Ардальон вошел некоторым образом в славу: над ним воссиял ореол политического мученика, и какой же бы Фрумкин осмелился теперь пикнуть против него хоть единое слово?
Впрочем, Фрумкину не для чего уже было восставать против Ардальона. Во время его ареста, практичный Моисей сумел так ловко обделать свои делишки, что за долги коммуны, принятые им на себя, перевел типографию на свое имя, в полную свою собственность, совсем уже забрал в руки юного князя и кончил тем, что в одно прекрасное утро покинул вместе с ним на произвол судьбы коммуну и ее обитателей. Князь переселился к Фрумкину мечтать о скорейшем осуществлении "собственного своего журнала".

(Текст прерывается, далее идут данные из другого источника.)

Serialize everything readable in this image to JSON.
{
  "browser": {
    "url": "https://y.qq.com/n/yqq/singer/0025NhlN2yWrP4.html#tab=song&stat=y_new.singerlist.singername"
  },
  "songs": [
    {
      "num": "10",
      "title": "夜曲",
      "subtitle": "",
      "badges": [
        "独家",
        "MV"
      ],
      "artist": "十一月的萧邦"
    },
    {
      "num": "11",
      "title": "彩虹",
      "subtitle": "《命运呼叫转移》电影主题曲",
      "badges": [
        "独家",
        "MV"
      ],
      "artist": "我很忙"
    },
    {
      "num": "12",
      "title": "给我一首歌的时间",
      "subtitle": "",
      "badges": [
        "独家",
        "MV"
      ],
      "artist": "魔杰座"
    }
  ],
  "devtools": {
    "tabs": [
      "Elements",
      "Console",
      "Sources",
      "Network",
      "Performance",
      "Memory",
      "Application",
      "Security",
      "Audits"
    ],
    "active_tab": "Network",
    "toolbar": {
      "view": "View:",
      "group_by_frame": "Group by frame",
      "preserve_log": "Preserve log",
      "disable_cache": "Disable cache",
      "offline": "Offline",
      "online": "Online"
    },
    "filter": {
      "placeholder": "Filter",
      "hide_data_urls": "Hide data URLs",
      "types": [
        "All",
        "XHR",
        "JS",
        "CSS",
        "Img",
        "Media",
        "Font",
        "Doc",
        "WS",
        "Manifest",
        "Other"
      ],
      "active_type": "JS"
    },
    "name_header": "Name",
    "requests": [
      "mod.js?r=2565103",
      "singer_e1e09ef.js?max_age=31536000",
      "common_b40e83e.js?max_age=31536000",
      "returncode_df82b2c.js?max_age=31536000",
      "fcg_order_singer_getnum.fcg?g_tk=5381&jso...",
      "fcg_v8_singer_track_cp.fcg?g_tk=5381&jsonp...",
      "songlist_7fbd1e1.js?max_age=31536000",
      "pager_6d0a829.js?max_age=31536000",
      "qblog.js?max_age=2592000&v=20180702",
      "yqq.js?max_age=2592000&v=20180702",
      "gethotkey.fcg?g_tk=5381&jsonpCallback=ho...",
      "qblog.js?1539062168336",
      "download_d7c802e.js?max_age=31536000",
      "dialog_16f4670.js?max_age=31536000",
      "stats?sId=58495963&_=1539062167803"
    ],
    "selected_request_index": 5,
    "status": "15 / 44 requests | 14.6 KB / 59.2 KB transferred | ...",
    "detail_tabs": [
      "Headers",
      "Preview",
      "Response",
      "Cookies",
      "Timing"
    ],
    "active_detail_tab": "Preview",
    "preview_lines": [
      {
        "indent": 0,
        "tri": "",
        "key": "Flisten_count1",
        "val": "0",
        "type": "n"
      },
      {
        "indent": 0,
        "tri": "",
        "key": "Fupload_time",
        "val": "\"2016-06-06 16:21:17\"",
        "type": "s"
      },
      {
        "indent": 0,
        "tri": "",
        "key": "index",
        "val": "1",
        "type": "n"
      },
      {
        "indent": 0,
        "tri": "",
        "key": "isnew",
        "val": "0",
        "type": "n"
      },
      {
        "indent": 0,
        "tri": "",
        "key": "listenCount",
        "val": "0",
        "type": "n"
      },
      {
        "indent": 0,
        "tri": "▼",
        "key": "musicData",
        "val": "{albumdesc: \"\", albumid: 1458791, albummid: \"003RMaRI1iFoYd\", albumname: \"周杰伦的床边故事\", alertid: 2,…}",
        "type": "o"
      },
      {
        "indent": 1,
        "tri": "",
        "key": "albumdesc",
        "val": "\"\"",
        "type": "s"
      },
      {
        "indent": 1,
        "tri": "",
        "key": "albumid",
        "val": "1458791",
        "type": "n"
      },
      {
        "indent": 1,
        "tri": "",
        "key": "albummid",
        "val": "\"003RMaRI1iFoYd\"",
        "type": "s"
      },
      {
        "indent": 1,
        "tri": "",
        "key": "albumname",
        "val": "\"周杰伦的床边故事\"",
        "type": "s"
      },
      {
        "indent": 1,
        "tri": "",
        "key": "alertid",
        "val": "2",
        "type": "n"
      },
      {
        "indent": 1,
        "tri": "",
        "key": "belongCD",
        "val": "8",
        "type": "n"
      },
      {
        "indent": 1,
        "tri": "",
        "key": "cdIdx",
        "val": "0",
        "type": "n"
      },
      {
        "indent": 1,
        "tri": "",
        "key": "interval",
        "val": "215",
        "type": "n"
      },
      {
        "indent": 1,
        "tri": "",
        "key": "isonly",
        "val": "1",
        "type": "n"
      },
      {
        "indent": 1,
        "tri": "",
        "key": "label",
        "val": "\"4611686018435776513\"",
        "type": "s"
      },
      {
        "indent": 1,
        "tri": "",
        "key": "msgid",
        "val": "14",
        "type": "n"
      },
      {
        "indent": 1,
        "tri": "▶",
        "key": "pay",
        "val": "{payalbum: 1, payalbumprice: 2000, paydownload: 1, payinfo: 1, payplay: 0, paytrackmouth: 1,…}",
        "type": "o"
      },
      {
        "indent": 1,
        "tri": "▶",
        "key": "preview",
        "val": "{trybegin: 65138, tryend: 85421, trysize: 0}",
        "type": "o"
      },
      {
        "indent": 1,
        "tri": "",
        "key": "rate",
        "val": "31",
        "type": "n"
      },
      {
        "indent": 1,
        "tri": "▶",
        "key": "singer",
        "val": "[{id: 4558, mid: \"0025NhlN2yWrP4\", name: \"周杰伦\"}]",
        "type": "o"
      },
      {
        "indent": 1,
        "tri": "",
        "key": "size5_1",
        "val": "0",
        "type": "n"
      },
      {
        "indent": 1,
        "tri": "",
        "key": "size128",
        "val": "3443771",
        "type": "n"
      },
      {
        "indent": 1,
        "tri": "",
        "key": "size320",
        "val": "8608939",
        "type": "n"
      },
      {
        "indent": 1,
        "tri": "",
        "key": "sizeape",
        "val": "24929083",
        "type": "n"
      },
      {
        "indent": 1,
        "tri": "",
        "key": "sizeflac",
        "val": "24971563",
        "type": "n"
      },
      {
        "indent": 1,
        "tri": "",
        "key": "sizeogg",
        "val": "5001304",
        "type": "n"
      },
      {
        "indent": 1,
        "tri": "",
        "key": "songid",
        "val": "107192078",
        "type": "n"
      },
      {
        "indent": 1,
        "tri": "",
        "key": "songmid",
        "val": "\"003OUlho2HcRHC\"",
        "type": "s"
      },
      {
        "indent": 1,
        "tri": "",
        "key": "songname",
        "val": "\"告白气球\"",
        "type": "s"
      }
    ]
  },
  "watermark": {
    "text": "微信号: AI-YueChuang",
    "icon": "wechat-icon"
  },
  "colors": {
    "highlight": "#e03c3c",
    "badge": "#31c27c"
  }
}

Наличные обитатели коммуны, т. е. Лидинька с Анцыфровым и Малгоржаном, очутились в очень стеснительном положении и потому поспешили переменить квартиру. Эти «нумера» стали уже не под силу их соединенному карману; новых охотников на коммунное сожительство как-то все не подыскивалось, хотя Лидинька с Малгоржаном и пытались неоднократно перетянуть к себе кое-кого из других петербургских коммун. Они наняли, наконец, небольшую квартирку в Троицком переулке, в четвертом этаже одного большого дома. Все предприятия вроде швейных и переплетных полопались сами собой после ареста Луки Благоприобретова, и ко времени переезда в Троицкий переулок окончательно уже умерли естественною смертью. Для Лидиньки наступило время действительного "личного труда", о котором она всегда столь много хлопотала на словах; но этот личный труд, состоявший в переводах с французского, далеко не показался ей теперь вкусным, по той причине, что Лидинька ни к какому труду, кроме обильных словоизвержений, решительно не была способна. Поэтому она чуть не ежедневно бомбардировала своего благоверного письмами, в которых настойчиво изображала, что если он "мало-мальски честный и порядочный, то пусть присылает ей поболее денег, в противном же случае, в Петербурге, мол, есть генерал-губернатор Суворов, и я, мол, твоя законная жена, на всякий скандал пущусь и наделаю тебе много пакостей". Благоверный, будучи человеком характера робкого и миролюбивого и притом, по духу времени, смирясь пред эмансипированными стремлениями к независимому труду и жизни своей супруги, спешил высылать ей денег, поскольку лишь было ему возможно. Лидинька с его помощью кое-как перебивалась и еще находила возможность поддерживать иногда существование обоих своих сожителей, которым «труд», за исключением разговорного, тоже как-то все не давался. Оба они не находили дела, соответствующего своим способностям и призванию. Впрочем, Анцыфров правил где-то, с грехом пополам, корректуру, хотя сам и не особенно силен был по части орфографии, а Малгоржан нашел себе «урок», обучать по-русски какого-то восточного человека из "восточных конвойных князей", который, кроме платы, угощал его еще и шашлык-кебабом.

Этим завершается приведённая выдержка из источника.